When Rune finished tying the ribbon, she lifted the silk rose, tucking it into her red-gold hair, which was now braided into a semi-crown at the back of her head.

He’d spent the last two hours making it for her, feeling slightly ill as he sewed every petal. Roses always brought the painful memories rushing back. But Harrow’s advice—to woo Rune—kept ringing through his head, and his mother could never resist the silk roses his father used to make her after they argued.

That, of course, was before the Sister Queens broke his mother’s mind.

“Oh dear. Clumsy me! I’m making a mess of it …”

Gideon looked down to find Rune struggling with the stem of the rose—which was snagged in her hair.

“Here, let me …”

Rune dropped her hands as Gideon worked to separate the strands of gold from the wire stem. They stood so close now that her fragrance filled the air. Gideon braced himself, remembering another girl, another scent. But there was no reek of magic on Rune. All he could smell was the salty sea air blowing in through the open windows.

Which means nothing.

After a long soak in the bath, Cressida hadn’t smelled of magic either.

Cressida.

The name was a growl in his mind. Had Cressida ever dined beneath this roof? For all he knew, Cressida and Rune might have been friends.

He swallowed the sick feeling in his throat, carefully tucking the silk flower into the weave of Rune’s hair until it sat snug and fashionably to one side. The way his mother used to wear the flowers his father made her.

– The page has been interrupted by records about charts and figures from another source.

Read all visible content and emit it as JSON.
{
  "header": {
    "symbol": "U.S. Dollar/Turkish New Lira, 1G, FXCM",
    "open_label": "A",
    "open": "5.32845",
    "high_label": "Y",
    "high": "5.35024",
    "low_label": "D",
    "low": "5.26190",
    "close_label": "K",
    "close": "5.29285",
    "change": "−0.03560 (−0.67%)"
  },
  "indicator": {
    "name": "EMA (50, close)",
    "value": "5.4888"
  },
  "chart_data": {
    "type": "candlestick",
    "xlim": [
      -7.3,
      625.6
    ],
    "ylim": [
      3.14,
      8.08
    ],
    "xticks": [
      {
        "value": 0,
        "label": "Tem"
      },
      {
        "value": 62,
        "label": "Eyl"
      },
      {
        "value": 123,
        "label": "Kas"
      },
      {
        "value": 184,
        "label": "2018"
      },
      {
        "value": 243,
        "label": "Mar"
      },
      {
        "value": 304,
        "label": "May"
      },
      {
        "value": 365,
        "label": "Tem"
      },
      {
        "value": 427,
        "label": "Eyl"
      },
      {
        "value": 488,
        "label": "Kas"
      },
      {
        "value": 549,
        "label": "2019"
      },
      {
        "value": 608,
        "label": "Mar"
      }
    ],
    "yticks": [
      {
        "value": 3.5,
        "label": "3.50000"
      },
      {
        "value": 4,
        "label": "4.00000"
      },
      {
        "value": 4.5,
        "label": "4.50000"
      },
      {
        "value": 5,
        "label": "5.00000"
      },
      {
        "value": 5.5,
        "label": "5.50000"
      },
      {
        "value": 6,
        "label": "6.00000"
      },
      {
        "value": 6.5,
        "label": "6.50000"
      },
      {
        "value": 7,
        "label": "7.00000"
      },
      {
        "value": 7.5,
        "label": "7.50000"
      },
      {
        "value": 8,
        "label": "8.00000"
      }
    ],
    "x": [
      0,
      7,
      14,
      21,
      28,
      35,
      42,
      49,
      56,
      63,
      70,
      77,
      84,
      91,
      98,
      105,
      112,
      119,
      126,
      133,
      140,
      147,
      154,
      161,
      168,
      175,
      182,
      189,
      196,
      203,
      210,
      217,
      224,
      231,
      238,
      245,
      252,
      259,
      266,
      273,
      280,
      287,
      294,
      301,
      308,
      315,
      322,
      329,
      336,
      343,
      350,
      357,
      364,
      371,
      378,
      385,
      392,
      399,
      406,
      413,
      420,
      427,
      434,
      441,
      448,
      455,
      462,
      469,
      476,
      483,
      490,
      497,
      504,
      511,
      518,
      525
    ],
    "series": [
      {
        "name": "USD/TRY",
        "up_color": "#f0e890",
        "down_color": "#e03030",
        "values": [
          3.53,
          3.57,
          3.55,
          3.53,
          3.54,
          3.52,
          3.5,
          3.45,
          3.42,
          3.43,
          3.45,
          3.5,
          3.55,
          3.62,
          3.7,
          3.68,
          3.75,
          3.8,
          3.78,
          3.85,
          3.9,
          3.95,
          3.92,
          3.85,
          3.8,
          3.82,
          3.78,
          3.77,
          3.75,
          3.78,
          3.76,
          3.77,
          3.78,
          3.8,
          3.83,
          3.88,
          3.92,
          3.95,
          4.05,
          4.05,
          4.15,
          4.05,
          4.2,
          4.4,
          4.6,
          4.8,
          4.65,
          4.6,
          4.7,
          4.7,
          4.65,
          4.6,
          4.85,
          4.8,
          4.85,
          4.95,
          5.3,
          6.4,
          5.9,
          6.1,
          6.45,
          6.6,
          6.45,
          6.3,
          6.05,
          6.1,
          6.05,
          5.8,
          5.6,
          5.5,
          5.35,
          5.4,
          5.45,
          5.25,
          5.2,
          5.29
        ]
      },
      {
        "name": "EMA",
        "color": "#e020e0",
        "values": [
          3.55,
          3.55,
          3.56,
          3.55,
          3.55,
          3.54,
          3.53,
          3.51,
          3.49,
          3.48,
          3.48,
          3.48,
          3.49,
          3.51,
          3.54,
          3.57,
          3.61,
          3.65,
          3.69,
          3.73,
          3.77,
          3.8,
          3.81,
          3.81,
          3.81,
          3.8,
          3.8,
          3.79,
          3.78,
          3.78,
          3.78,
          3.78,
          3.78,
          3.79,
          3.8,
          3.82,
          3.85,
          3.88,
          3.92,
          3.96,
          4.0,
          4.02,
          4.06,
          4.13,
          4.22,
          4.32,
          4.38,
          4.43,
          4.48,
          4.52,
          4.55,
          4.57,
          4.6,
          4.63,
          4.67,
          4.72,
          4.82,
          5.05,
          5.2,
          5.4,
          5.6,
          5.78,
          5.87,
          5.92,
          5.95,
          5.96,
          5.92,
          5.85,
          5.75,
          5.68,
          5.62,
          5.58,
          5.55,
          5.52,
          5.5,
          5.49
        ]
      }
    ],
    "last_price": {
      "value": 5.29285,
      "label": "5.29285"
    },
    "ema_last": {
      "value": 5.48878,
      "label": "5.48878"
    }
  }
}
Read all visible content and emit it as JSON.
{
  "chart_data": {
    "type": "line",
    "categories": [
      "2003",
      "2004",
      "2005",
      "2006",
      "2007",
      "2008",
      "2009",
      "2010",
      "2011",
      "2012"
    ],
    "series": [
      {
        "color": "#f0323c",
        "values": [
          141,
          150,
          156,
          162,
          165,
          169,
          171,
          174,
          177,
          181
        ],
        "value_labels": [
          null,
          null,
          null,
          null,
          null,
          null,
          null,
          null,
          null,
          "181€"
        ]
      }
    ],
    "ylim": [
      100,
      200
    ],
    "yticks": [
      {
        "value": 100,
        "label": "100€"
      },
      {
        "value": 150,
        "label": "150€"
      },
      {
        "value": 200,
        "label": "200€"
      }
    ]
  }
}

Before he could step back, the music started. Gideon glanced up to find himself surrounded by pairs of dancers on all sides.

Rune’s eyes sparkled as she reached out her gloved hand, positioning it high in the air. She stepped in closer, settling her other hand on his shoulder. “Ready, Captain Sharpe?”

Beneath the soft weight of her grip, Gideon tensed.

What am I doing?

He didn’t know this song, never mind the steps of whatever dance it cued.

Unlike the couples already moving around him, mirroring each other as they glided and twirled along with the melody, Gideon stood frozen as a statue while Rune held herself gracefully poised, ready to dance.

Her eyebrows arched, as if to say, What are you waiting for?

His neck grew hot beneath his collar. “Miss Winters …”

She must have heard it in his voice, because she quickly lowered her hands and stepped back. “Oh. You … don’t know how.”

Most of her friends still watched them, some of them murmuring behind their hands. Were they laughing at him?

Was she laughing at him?

He thought again of another girl. Another party. One where he’d been paraded around and humiliated.

Gideon thought he’d extinguished that shame. But it flared now like glowing embers.

Harrow was mistaken. Gideon had no chance in hell of successfully courting a girl like Rune. He’d just arrived and was already embarrassing her. When she realized he had no wealth or grand estate—he’d given his spoils of war to Alex after the revolution—she would join in their laughing, if she hadn’t already.

He needed to salvage this.

Remembering Harrow’s advice, he closed the distance between them.

“If we were at a different type of party,” he said, close to Rune’s ear, “I could give you a different answer.”

Another memory seeped up, filling his mind with the fast-paced melody of a fiddle. He could see his little sister in her cotton nightgown, still awake despite it being far past her bedtime. The humidity of the kitchens made her hair curl and stick to her sweaty skin as she danced with the dishwashers, cotton towels tucked into their waistbands. The cook, cheeks pink from the ovens, stood in the corner slashing his bow across his fiddle as the palace staff clapped and stomped and passed around a skin of ale before joining in the dancing themselves.